On the other hand, the GNA is defended by most Western countries, Qatar, the UN, and recently, Turkey. This last ally has been essential for al-Sarraj’s comeback. Through parliamentary approval in late 2019, Turkey signed mutual defence agreements and maritime deals with Tripoli. It also became officially involved in the conflict by giving military training and weapons to the GNA. Thus, it is now able to keep one eye on Egypt’s political influence and another on the power struggles in the Mediterranean. Erdogan has been remarkably outspoken of his support for the GNA, and he has recently declared that he would see Haftar’s forces as a “legitimate target” if their attacks persisted. 

All throughout the conflict, international actors have been successful at designing the development of Libya’s battle for their own interest, first by expanding Haftar’s power, and now by leading al-Sarraj in the counterattacks. International agents have also pushed for peace, but haven’t been so successful. 

What is driving al-Sarraj?

Answer: Libya’s gloomy recent history. 

From Italian colonization to Muammar al-Qaddafi’s dictatorship, Libya has suffered severely unstable governance for the past few decades, and due to the ongoing conflict, its people require a strong and uniting leader more than ever to lift them out of the water.  

Besides his alleged Pan-Islamic interests, Fayez al-Sarraj is motivated by the idealized stability of Libya. He has portrayed stronger willpower to establish a ceasefire than his opponent. For instance, a national conference between the two leaders was scheduled for April 14th of 2019, but Khalifa Haftar –after a phone call with Donald Trump in which the American president confessed his “wait and see” policy for Libya- began an aggressive offensive to seize Tripoli.

Similarly, during the Moscow peace talks on January 14th of 2020, Haftar walked away without signing a ceasefire and claimed that the draft “ignored many of the Libyan army’s demands”. Days later, and only hours after the ceasefire agreement in Berlin was signed, Haftar attacked the south of Tripoli. 

And so, while Haftar has proven to be an unreliable leader, al-Sarraj has persistently pushed to give Libya the moment of peace it deserves. 

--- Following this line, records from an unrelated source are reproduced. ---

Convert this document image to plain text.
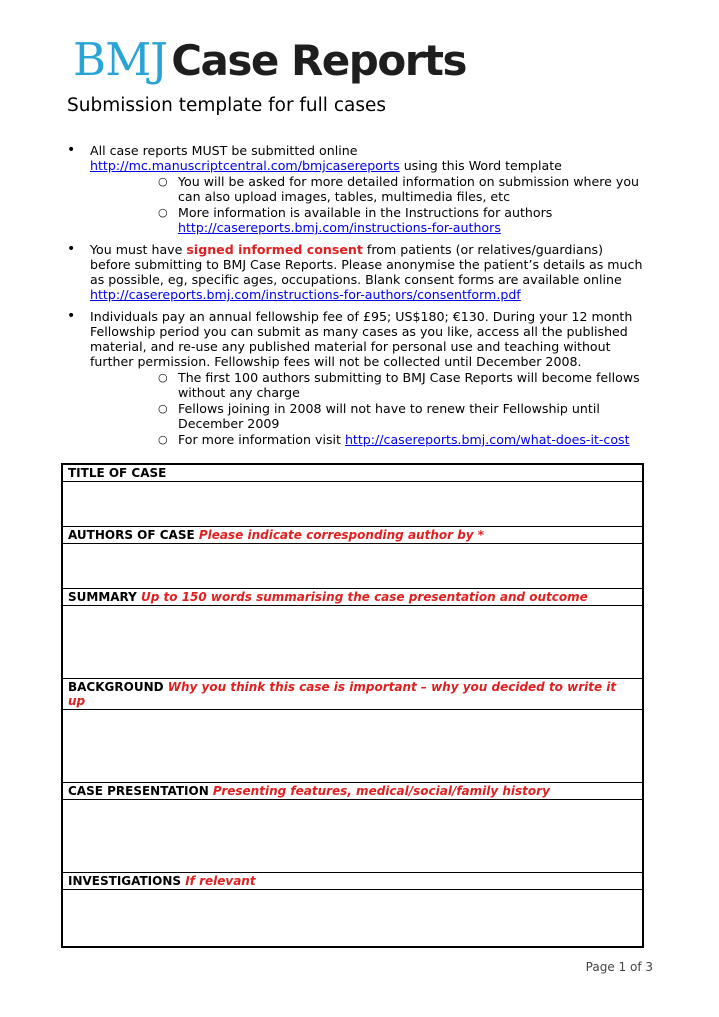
BMJCase Reports
Submission template for full cases
• All case reports MUST be submitted online
http://mc.manuscriptcentral.com/bmjcasereports using this Word template
○ You will be asked for more detailed information on submission where you can also upload images, tables, multimedia files, etc
○ More information is available in the Instructions for authors
http://casereports.bmj.com/instructions-for-authors
• You must have signed informed consent from patients (or relatives/guardians) before submitting to BMJ Case Reports. Please anonymise the patient’s details as much as possible, eg, specific ages, occupations. Blank consent forms are available online
http://casereports.bmj.com/instructions-for-authors/consentform.pdf
• Individuals pay an annual fellowship fee of £95; US$180; €130. During your 12 month Fellowship period you can submit as many cases as you like, access all the published material, and re-use any published material for personal use and teaching without further permission. Fellowship fees will not be collected until December 2008.
○ The first 100 authors submitting to BMJ Case Reports will become fellows without any charge
○ Fellows joining in 2008 will not have to renew their Fellowship until December 2009
○ For more information visit http://casereports.bmj.com/what-does-it-cost
TITLE OF CASE
AUTHORS OF CASE Please indicate corresponding author by *
SUMMARY Up to 150 words summarising the case presentation and outcome
BACKGROUND Why you think this case is important – why you decided to write it up
CASE PRESENTATION Presenting features, medical/social/family history
INVESTIGATIONS If relevant
Page 1 of 3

What does it mean for you?

Answer: We don’t seem to learn from our mistakes. 

Besides the numerous civilian deaths and the enormous migration crisis this everlasting war has led to, Libya is in the minds of many as a key piece for geopolitical stability. For starters, the country has the largest oil reserves in Africa, and it has continued to pump more than 1.3 million barrels a day throughout the conflict. It is also a source of terrorist militias, and if the war results in a power vacuum, it could leave free room for ISIS’s return. 

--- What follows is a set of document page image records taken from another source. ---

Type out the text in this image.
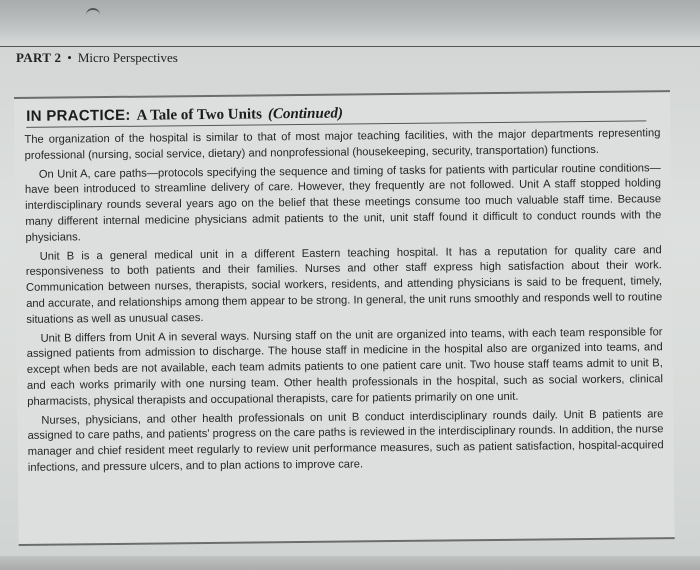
PART 2 • Micro Perspectives
IN PRACTICE: A Tale of Two Units (Continued)

The organization of the hospital is similar to that of most major teaching facilities, with the major departments representing professional (nursing, social service, dietary) and nonprofessional (housekeeping, security, transportation) functions.

On Unit A, care paths—protocols specifying the sequence and timing of tasks for patients with particular routine conditions—have been introduced to streamline delivery of care. However, they frequently are not followed. Unit A staff stopped holding interdisciplinary rounds several years ago on the belief that these meetings consume too much valuable staff time. Because many different internal medicine physicians admit patients to the unit, unit staff found it difficult to conduct rounds with the physicians.

Unit B is a general medical unit in a different Eastern teaching hospital. It has a reputation for quality care and responsiveness to both patients and their families. Nurses and other staff express high satisfaction about their work. Communication between nurses, therapists, social workers, residents, and attending physicians is said to be frequent, timely, and accurate, and relationships among them appear to be strong. In general, the unit runs smoothly and responds well to routine situations as well as unusual cases.

Unit B differs from Unit A in several ways. Nursing staff on the unit are organized into teams, with each team responsible for assigned patients from admission to discharge. The house staff in medicine in the hospital also are organized into teams, and except when beds are not available, each team admits patients to one patient care unit. Two house staff teams admit to unit B, and each works primarily with one nursing team. Other health professionals in the hospital, such as social workers, clinical pharmacists, physical therapists and occupational therapists, care for patients primarily on one unit.

Nurses, physicians, and other health professionals on unit B conduct interdisciplinary rounds daily. Unit B patients are assigned to care paths, and patients' progress on the care paths is reviewed in the interdisciplinary rounds. In addition, the nurse manager and chief resident meet regularly to review unit performance measures, such as patient satisfaction, hospital-acquired infections, and pressure ulcers, and to plan actions to improve care.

Day by day, the players, motives and the results of this civil war resemble the ones in Syria, and many worry that Libya’s conflict could escalate to a proxy war or result in a political, economic and social crisis of the same magnitude as that of the Arab Republic. And if you add the threats posed by the COVID-19 to all of these factors, you’ve got yourself a ticking time bomb.